# Shedding issues (pic included!)



## Breezy (Jun 28, 2017)

Hi all. My cockapoo girl is 11 weeks old now and sheds far more than we were expecting. Her coat hasn't changed at all from when we got her at 8 weeks, but can any one tell me if it will change? We were really looking for a non-shedding cockapoo and feel pretty mislead by the breeder. We love our girl, but the hair is making us nutty!


----------



## LuckyCockapoo (May 29, 2017)

I'm not sure anyone can help you with this. A cocker will shed, a poodle hardly does, but what you get with a cockapoo will depend. If he an F1/F1b/F2? Did the parent spaniel shed badly?

We looked at several litters, looked at the mothers (spaniels) and tried to pick pups with more curly hair and mothers that didn't shed a lot (can't tell a lot, but you can certainly tell the bad shredders!).


----------



## Breezy (Jun 28, 2017)

Forgot to mention that! She is an F1. Her father was a very curly toy poodle, but we didn't get to meet the mother...


----------



## LuckyCockapoo (May 29, 2017)

To be fair, from what I understand, the breeder can't really know for sure. Some sub 8 week old pups I looked at clearly shed (nothing like an adult dog can) and some didn't seem to, but I'm not sure how reliable that is. You can get curly haired spaniels that shed, so curliness isn't a non shedding given.


----------



## 2ndhandgal (Aug 29, 2011)

Breezy said:


> Forgot to mention that! She is an F1. Her father was a very curly toy poodle, but we didn't get to meet the mother...


I have to say not meeting the mother would have rang huge alarm bells for me about the "breeder" 

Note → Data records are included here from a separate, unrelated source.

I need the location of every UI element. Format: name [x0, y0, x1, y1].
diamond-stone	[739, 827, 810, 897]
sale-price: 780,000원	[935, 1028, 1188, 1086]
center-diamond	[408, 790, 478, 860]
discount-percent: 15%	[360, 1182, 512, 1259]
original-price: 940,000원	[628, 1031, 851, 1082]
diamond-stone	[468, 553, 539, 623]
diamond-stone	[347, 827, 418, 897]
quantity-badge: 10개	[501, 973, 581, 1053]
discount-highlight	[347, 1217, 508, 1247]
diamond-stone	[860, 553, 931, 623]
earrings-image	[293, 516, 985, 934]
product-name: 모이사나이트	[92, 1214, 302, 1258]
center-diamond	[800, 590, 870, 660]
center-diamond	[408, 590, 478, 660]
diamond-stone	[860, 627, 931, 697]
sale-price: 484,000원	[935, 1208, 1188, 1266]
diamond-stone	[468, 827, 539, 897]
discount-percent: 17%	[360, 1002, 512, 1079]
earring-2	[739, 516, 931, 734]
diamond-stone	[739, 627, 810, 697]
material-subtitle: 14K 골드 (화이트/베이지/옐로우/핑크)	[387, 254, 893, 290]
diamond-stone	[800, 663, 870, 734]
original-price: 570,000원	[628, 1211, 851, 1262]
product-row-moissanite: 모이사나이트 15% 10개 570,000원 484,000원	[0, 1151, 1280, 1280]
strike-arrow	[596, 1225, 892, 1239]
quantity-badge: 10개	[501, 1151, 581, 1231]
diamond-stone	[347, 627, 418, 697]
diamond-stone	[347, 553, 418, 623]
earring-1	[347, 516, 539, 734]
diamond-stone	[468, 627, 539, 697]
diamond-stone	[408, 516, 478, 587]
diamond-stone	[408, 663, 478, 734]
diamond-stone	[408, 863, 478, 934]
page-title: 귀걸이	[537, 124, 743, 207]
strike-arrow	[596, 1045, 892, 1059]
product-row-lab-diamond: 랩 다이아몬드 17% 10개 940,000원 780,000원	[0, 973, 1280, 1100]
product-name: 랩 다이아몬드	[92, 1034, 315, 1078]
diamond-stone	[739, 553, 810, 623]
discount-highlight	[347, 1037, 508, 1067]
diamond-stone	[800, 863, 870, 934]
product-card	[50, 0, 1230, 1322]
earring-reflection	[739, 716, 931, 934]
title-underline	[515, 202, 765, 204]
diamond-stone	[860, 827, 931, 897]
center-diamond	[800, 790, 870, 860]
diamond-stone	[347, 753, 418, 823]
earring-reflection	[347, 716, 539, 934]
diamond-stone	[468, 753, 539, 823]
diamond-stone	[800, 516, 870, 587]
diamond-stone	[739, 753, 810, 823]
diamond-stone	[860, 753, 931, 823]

Some pups do shed a bit and then develop a curlier coat as they get older and some stay with a straighter coat - but all are lovely and your pup does look very gorgeous


----------



## Lexi&Beemer (May 5, 2013)

Lexi and Beemer were nonstop hair balls as little puppies. It improved a lot when they got their adult coat in. It also meant more matting. I find if I keep them short, there's a lot less shedding. The longer the coat, the worse it gets. I know some who are flat coated that don't shed. My two aren't super curly but definitely more poodle than some.
Here they are at their harriest as puppies. Not only were they shedding, having daily and sometimes multiple daily brushing because in addition to the mats, they were low enough to the ground that they'd sweep every twig and bit of landscaping on their undersides.








Once they got their shots, they went to grooming and life was much better










Sent from my iPad using Tapatalk


----------



## mytoyspoo (Mar 30, 2017)

I would say not to worry . My pup was shedding initially when we bought him home at 10weeks . It was there for a few weeks . Not sure when did it stop but eventually it did . No more shedding now .my boy is a Cocker dad and toy poodle mom F1 too. Look for couple of weeks . I'm sure it will stop unnoticed .


----------